A “disease tree” runs down the left side of the screen where researchers can filter the results, depending on the mode. Choosing a filter ripples through all the modes.

Because the information revealed in each mode is distinctive, the graphics vary accordingly to present the data in the most understandable way.

  • The Overview presents data about cancer type in two pie charts: samples and genetic alterations. Filters include cancer type/subtype and age; the user drills down by clicking on slices of each pie.
  • The Prevalence mode is a stacked bar graph showing the percentage of samples in which genetic alterations appear. It can be filtered by cancer type/subtype, age, and gene. Clicking the legend allows researchers to eliminate alterations to focus more tightly on those of interest.
  • The Co-occurrence mode is a plot chart that displays the genes involved in every single one of the 1200+ samples. Hovering over a data point produces a popup that reveals the “protein effect” (genes affect proteins, which carry out cell function), the gene involved, the alteration type, and the disease. A zoom feature allows the user to isolate any individual sample.
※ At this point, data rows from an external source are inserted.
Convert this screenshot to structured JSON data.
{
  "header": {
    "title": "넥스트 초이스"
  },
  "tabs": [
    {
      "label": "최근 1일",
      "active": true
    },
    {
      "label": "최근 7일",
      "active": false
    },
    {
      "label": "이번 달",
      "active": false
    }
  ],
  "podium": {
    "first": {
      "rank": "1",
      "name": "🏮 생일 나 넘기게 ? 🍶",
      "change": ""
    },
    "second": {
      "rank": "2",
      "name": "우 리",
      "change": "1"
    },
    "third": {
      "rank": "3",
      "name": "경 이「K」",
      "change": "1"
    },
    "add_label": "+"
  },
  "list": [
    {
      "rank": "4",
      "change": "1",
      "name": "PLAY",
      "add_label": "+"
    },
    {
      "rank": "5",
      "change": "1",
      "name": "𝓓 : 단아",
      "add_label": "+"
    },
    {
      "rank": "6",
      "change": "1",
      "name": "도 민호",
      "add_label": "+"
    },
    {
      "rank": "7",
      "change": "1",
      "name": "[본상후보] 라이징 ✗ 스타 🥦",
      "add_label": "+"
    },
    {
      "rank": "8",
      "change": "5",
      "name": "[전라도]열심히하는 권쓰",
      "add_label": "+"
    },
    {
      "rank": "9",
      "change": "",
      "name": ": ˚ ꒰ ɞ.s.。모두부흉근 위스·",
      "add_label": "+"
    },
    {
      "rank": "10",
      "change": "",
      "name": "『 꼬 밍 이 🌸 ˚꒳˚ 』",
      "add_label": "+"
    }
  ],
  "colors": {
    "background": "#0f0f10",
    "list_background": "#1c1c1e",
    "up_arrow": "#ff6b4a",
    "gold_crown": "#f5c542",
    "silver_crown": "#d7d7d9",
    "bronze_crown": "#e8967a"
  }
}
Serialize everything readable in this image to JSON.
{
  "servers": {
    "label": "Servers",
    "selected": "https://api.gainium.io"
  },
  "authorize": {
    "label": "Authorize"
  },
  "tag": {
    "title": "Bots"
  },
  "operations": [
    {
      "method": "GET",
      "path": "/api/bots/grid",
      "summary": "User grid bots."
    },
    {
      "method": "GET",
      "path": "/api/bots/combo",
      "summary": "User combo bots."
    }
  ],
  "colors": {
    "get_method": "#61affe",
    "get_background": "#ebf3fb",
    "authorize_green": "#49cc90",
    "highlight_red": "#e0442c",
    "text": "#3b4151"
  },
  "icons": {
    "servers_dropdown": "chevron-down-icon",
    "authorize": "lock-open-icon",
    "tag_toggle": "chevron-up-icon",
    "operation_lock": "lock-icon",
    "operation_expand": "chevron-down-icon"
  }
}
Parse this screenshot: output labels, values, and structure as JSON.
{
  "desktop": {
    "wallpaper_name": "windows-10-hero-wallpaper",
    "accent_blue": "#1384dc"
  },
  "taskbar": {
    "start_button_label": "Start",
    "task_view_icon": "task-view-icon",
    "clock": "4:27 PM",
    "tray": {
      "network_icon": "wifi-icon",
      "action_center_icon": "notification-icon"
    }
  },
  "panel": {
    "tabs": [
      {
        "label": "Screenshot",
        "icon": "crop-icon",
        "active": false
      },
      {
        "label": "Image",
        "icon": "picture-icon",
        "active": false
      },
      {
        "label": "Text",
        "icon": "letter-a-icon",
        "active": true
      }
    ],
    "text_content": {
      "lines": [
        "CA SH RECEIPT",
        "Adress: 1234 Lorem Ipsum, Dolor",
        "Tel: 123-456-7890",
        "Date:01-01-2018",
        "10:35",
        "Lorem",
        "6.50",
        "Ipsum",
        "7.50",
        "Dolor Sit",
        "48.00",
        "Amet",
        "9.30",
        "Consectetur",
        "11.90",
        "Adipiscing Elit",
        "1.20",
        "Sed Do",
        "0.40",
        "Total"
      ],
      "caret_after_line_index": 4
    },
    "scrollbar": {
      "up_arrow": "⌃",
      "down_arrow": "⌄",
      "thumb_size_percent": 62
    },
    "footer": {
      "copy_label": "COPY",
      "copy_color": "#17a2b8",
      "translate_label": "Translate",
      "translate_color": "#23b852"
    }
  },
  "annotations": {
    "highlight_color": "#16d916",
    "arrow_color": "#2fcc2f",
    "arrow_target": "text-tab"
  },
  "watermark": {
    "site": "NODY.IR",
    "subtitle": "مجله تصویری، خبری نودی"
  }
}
Behind the scenes, of course, is a significant amount of binary crunching. If you’d like to see how all of this works, you can do so by signing up for a free account at the Pediatric Portal. The data is available to anyone seeking to view it. Feel free to click around. It’s simple, intuitive and interactive.

With the fight against cancer being the new moonshot, we are proud to have been a part of this effort. The data visualizations in the Pediatric Portal are expected to hold the key to new approaches in treating children’s cancers — and maybe even curing them.